[<prev] [next>] [<thread-prev] [thread-next>] [day] [month] [year] [list]
Message-ID: <CAPjX3FdOBKFYNkMiAa=cV6VUdqCLVGoHDCGnJsEP0-Mgn7azjQ@mail.gmail.com>
Date: Tue, 13 May 2025 16:37:34 +0200
From: Daniel Vacek <neelx@...e.com>
To: Filipe Manana <fdmanana@...nel.org>
Cc: Chris Mason <clm@...com>, Josef Bacik <josef@...icpanda.com>, David Sterba <dsterba@...e.com>,
linux-btrfs@...r.kernel.org, linux-kernel@...r.kernel.org
Subject: Re: [PATCH] btrfs: index buffer_tree using node size
On Tue, 13 May 2025 at 12:12, Filipe Manana <fdmanana@...nel.org> wrote:
>
> On Mon, May 12, 2025 at 6:24 PM Daniel Vacek <neelx@...e.com> wrote:
> >
> > So far we are deriving the buffer tree index using the sector size. But each
> > extent buffer covers multiple sectors. This makes the buffer tree rather sparse.
> >
> > For example the typical and quite common configuration uses sector size of 4KiB
> > and node size of 16KiB. In this case it means the buffer tree is using up to
> > the maximum of 25% of it's slots. Or in other words at least 75% of the tree
> > slots are wasted as never used.
> >
> > We can score significant memory savings on the required tree nodes by indexing
> > the tree using the node size instead. As a result far less slots are wasted
> > and the tree can now use up to all 100% of it's slots this way.
>
> Did you do any benchmarks? What results did you get?
Not really benchmarks. I just run fstests to make sure nothing fails.
> If we could get in practice such a huge amount of space gains and
> waste so much less memory, you should observe faster operations on the
> buffer tree (xarray) as well, as we would get a smaller data
> structure, with fewer nodes.
That's precisely the point, to save the memory with less nodes. I
don't expect to see any faster operations, really. I believe the radix
tree is quite efficient in the kernel. And for a tree in general
theory the operations are O(log(n)), so a bigger tree does not have
that much higher overhead.
But this reduces the tree height by one level tops. More likely not
even that. I still quite believe the tree operations overhead is well
below the threshold of noise for fs operations. You would really have
to microbenchmark just the tree operations themselves to see the
difference.
But I can still be pleasantly surprised.
> However, while this is a logically sound thing to do, in practice we
> will always get many unused slots per xarray node, because:
>
> 1) We don't keep all extent buffers in memory all the time - some are
> less frequently used and get evicted from memory after a while or
> rarely get loaded in the first place, not all parts of a btree are
> equally "hot";
No questions about that. This part does not change.

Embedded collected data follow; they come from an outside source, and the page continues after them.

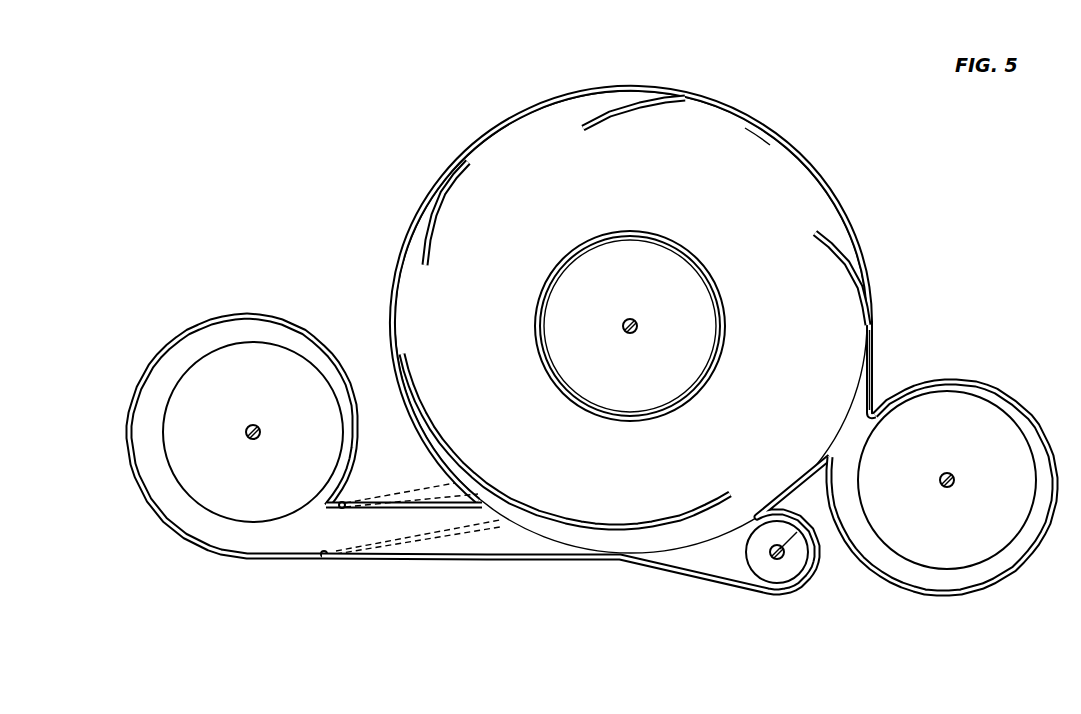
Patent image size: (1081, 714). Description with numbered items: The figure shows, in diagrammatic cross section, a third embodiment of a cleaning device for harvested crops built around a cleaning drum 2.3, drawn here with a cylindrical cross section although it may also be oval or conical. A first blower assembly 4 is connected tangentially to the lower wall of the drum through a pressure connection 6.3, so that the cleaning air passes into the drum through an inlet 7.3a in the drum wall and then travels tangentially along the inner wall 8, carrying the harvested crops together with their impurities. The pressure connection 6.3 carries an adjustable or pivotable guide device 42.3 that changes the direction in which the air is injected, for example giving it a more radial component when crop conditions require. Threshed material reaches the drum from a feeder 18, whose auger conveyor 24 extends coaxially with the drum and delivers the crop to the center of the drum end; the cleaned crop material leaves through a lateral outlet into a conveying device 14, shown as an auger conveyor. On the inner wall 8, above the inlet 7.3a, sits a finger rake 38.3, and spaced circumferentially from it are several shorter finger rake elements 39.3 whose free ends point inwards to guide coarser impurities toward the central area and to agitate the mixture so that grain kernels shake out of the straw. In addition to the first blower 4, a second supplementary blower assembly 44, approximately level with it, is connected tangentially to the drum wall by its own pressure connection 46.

The cleaning drum 2.3 is at (722, 96).
The blower assembly 4 is at (168, 337).
The pressure connection 6.3 is at (345, 527).
The inlet 7.3a is at (523, 529).
The inner wall 8 is at (758, 131).
The conveying device 14 is at (757, 592).
The feeder 18 is at (630, 326).
The auger conveyor 24 is at (621, 278).
The finger rake 38.3 is at (588, 531).
The finger rake elements 39.3 is at (600, 114).
The guide device 42.3 is at (418, 542).
The supplementary blower assembly 44 is at (1001, 392).
The pressure connection 46 is at (856, 422).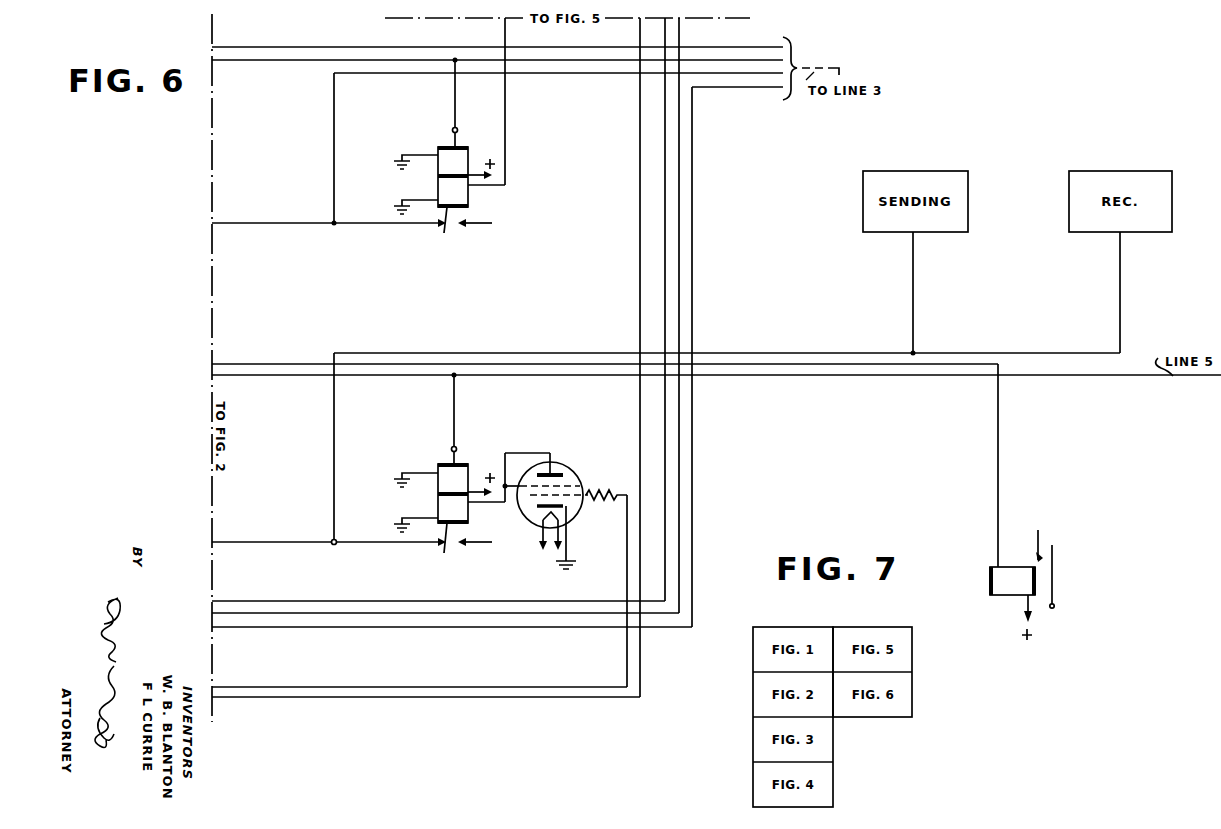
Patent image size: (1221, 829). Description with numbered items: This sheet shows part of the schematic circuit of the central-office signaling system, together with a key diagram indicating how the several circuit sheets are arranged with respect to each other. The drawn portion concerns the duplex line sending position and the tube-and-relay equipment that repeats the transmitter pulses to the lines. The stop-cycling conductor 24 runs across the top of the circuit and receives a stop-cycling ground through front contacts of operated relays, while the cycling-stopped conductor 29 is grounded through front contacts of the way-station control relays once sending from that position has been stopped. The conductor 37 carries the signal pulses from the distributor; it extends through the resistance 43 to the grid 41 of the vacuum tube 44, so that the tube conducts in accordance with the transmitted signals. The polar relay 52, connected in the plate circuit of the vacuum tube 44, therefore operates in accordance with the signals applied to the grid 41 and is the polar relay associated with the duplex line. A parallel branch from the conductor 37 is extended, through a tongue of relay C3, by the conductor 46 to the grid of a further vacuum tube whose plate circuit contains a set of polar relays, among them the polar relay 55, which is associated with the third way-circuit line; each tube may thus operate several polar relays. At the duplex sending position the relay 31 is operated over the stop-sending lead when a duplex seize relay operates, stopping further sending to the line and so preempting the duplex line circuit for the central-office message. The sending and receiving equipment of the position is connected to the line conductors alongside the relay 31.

> 2) It's a COW filesystem and metadata is always COWed, so you get
> extent buffers allocated all over the place with big gaps between
> them, in different block groups, etc.
Yes, and sparse leaf nodes are actually expected and perfectly fine.
Still, there is no need to be more sparse than actually needed. Wasted
slots are wasted slots. Some leaf nodes are still full with 16 ebs
while 64 could have been fitted.
> And what about memory usage, did you see any significant reduction for
> some workload? What was the reduction, what was the workload?
I did not really check, to be honest. But since you're asking...
On my laptop with an uptime of two months and with a handful of sleep
cycles, workload about what you do on your workstation (couple VMs,
many FF tabs, many terminals and a live crash running), mem stats from
`top` below, 1T NVMe, there are 20610 ebs and 6455 tree leaves as I
type at the moment (but I bet it was similar yday or a week ago). The
highest tree index is 4341c9c which means 5 levels (with the patch it
would still be 5 levels, just the width would be 1/4 as the index
would become 10d0727) and that FS (/home) has 13k of the ebs and 4150
of leave nodes (/ is 7600 ebs / 2300 leaves and /boot has 10/5
allocated in memory), so you can see the tree is still fairly sparse
as there are way less ebs then available slots. Not even 3.2 ebs in
one leaf on average.
MiB Mem : 58470,3 total, 6035,4 free, 34408,7 used, 19525,8 buff/cache
MiB Swap: 32768,0 total, 15929,4 free, 16838,6 used. 24061,6 avail Mem
But I believe there are also huge parts of the tree not even
allocated. For example there are no nodes needed between indices 41ccc
and 3cc1d88 as there are no ebs allocated in this range. I did not
check but I guess the hole actually begins with the end of one bg and
ends with the start of another bg??
With the patch I guess you could expect something like 4k leaf nodes
instead of the 6k5 I see now. I estimate something like 30-40% savings
instead of the theoretical 75% if the ebs were fully present. Well
that's still not bad.
On the other hand if you check the absolute numbers, that's roughly
1.5 megs saved on a 64 gigs machine. And that's provided the slabs
were released, but see below...
Now even though it looks like a huge win if you focused only in terms
of btrfs, compared to the rest of the system it looks almost
insignificant:
> crash> kmem -s radix_tree_node
> CACHE OBJSIZE ALLOCATED TOTAL SLABS SSIZE NAME
> ffff9eecc0045b00 576 464807 542899 19393 16k radix_tree_node
I guess most of the tree nodes are used in memory mappings, vmas and
stuff, and inode mapping to page cache.
If btrfs is using 6.5k tree nodes (just for leaves to be fair, there
will be some more for inner nodes) out of the total of 0.5M nodes in
flight system-wide it's something over 1%, so maybe 2%. This patch can
reduce it by something like 0.5% being generous. Well, I can take it.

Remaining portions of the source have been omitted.